All of the inerts used in the product must be either approved or pending with the Agency for the applicable uses.

The Agency will provide the applicant with a pre-decisional determination 2 weeks prior to the PRIA decision review time due date which specifies any label changes that have to be made in order to grant the requested non-food use registration. If the label issues cannot be resolved prior to the PRIA decision review time due date and if a PRIA due date time extension has not been agreed upon, then the Agency will issue to the applicant its regulatory decision with the specific label changes and supporting documentation on or just before the PRIA decision review time due date. At that time the applicant must either (a) agree to all of the label changes and submit a revised label that incorporates all of these  label changes; or (b) does not agree with one or more of the label changes and request up to 30 days to reach agreement with the Agency and submit a revised label that incorporates   all of the agreed upon label changes, which the Agency has 2 business days to review; or (c) withdraw the application without prejudice.

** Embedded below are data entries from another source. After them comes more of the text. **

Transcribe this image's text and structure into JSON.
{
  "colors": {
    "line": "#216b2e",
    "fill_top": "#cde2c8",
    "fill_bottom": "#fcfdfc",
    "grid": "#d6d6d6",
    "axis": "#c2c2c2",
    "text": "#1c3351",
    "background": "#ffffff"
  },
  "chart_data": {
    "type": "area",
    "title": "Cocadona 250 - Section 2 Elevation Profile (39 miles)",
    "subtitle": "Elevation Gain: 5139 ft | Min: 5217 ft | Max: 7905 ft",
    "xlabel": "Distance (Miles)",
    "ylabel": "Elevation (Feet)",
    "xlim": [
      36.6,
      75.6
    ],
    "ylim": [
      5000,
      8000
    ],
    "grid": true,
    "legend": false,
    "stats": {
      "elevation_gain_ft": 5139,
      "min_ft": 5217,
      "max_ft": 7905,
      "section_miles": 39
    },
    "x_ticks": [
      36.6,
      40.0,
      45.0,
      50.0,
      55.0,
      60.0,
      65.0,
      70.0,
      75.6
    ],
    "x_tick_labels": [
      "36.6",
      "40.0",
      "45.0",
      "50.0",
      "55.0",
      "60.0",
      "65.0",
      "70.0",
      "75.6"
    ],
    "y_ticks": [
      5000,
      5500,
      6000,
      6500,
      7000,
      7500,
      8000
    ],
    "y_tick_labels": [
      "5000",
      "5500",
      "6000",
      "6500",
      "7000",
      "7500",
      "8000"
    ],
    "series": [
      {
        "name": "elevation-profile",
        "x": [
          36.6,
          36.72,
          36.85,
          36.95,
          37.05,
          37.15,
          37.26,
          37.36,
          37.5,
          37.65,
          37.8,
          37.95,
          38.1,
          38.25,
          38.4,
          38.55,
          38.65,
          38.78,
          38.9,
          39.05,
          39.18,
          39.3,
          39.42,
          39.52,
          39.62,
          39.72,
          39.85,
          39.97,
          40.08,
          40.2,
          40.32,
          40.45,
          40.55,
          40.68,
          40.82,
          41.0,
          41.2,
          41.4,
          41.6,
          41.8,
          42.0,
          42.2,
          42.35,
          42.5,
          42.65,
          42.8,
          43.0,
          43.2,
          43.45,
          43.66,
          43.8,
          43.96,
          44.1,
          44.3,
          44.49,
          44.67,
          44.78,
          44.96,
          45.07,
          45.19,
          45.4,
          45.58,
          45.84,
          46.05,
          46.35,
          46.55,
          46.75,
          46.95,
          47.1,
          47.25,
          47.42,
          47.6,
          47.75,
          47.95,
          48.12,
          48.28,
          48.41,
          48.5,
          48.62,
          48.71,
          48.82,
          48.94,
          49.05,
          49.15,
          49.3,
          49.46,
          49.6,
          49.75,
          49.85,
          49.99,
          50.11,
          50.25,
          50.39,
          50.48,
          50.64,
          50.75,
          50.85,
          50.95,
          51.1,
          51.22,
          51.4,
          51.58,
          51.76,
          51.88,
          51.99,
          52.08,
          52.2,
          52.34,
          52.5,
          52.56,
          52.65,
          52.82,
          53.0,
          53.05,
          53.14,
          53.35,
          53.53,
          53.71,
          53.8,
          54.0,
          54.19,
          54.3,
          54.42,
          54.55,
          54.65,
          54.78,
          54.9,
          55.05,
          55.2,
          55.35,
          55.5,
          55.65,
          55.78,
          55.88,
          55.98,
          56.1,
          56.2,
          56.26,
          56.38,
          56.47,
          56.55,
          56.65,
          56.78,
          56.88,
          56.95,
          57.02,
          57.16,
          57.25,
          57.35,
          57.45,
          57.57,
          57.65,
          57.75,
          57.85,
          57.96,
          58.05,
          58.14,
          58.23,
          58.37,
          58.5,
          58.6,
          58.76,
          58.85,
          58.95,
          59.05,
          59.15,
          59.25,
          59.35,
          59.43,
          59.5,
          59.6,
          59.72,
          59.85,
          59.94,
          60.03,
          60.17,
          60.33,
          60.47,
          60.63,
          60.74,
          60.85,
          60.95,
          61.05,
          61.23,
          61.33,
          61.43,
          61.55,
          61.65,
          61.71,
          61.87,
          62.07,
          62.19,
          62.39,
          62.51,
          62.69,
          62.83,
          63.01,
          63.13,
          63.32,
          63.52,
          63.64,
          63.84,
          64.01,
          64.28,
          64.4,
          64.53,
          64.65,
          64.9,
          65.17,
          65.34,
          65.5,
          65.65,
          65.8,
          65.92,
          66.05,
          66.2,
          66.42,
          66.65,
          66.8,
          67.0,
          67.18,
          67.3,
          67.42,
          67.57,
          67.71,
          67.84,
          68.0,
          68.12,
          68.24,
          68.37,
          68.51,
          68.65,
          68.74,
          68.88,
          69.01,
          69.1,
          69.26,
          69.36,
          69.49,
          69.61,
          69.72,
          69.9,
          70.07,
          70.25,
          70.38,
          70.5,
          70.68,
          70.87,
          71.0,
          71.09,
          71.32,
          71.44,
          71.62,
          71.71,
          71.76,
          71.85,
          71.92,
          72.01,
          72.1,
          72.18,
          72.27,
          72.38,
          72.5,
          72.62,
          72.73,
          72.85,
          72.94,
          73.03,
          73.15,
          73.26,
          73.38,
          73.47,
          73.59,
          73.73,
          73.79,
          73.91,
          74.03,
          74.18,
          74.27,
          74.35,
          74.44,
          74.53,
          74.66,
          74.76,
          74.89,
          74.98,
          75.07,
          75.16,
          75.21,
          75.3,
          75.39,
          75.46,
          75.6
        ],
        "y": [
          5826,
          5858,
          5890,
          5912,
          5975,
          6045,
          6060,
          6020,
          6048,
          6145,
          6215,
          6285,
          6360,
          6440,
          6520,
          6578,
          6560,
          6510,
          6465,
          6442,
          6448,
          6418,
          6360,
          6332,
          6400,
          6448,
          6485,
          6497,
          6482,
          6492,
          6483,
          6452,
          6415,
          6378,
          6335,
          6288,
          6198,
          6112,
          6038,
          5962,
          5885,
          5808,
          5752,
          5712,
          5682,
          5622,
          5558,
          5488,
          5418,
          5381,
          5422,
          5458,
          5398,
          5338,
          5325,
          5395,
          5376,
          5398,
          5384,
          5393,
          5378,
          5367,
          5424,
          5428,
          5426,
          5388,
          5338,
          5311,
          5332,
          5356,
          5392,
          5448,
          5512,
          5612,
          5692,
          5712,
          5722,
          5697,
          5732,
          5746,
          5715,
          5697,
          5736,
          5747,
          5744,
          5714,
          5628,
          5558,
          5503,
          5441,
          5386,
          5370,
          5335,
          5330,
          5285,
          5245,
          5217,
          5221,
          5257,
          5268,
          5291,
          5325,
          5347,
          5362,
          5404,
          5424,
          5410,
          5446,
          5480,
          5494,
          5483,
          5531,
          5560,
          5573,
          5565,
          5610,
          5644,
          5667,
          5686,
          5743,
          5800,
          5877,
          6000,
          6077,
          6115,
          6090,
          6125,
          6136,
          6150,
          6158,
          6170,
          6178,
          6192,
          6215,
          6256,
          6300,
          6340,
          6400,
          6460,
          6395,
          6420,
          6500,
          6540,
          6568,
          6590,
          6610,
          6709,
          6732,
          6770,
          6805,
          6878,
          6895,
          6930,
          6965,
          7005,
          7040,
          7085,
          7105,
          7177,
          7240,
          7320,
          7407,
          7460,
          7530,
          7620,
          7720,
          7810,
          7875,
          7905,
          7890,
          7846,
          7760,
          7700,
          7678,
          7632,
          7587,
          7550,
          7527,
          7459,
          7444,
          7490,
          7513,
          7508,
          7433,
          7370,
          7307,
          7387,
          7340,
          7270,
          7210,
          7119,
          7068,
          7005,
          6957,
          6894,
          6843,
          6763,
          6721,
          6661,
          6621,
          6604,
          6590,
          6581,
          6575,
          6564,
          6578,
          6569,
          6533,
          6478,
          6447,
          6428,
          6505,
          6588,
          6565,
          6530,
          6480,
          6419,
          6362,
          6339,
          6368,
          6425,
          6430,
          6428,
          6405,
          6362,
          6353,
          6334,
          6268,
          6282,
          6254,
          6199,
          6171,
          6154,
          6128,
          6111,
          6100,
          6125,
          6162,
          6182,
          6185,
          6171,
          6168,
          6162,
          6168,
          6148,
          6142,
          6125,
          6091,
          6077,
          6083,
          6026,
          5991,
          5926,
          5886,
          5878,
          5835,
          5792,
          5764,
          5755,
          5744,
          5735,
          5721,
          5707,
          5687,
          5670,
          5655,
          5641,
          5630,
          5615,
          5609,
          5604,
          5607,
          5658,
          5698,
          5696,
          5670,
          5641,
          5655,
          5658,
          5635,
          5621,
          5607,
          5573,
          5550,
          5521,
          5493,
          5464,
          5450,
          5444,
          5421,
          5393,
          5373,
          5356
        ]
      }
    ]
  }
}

Amendment applications to add new use(s) to registered product labels are covered by the base fee for this category as long as they are all submitted in the same package. Each application for a new product submitted in this package and/or new inert approval, however, is subject to its own registration service fee. The only exception would be if the new use(s) were to be added only to a new product (no amendments to registered product labels in the application package) in which case the review of the one new product application would be covered by the base fee for the new uses.

Any new product or amendment to the proposed labeling, which contains the same new use(s), that is submitted subsequent to the submission of the new use application but prior to its decision review time expiration date, will be deemed a separate new use application subject to a separate fee and new decision review time.

If the applicant on his own initiative submits any additional information that was neither requested nor required by the Agency, after completion of the technical deficiency screening, and which does not itself constitute a covered registration application, the applicant will be charged an additional 25% of the full registration service fee for the new use application.

Finally, if the new use(s) application include non-food (indoor and/or outdoor) and food (outdoor and/or indoor) uses, the appropriate fee is due for each type of new use, and the longest decision review time applies to all of the new uses requested in the application.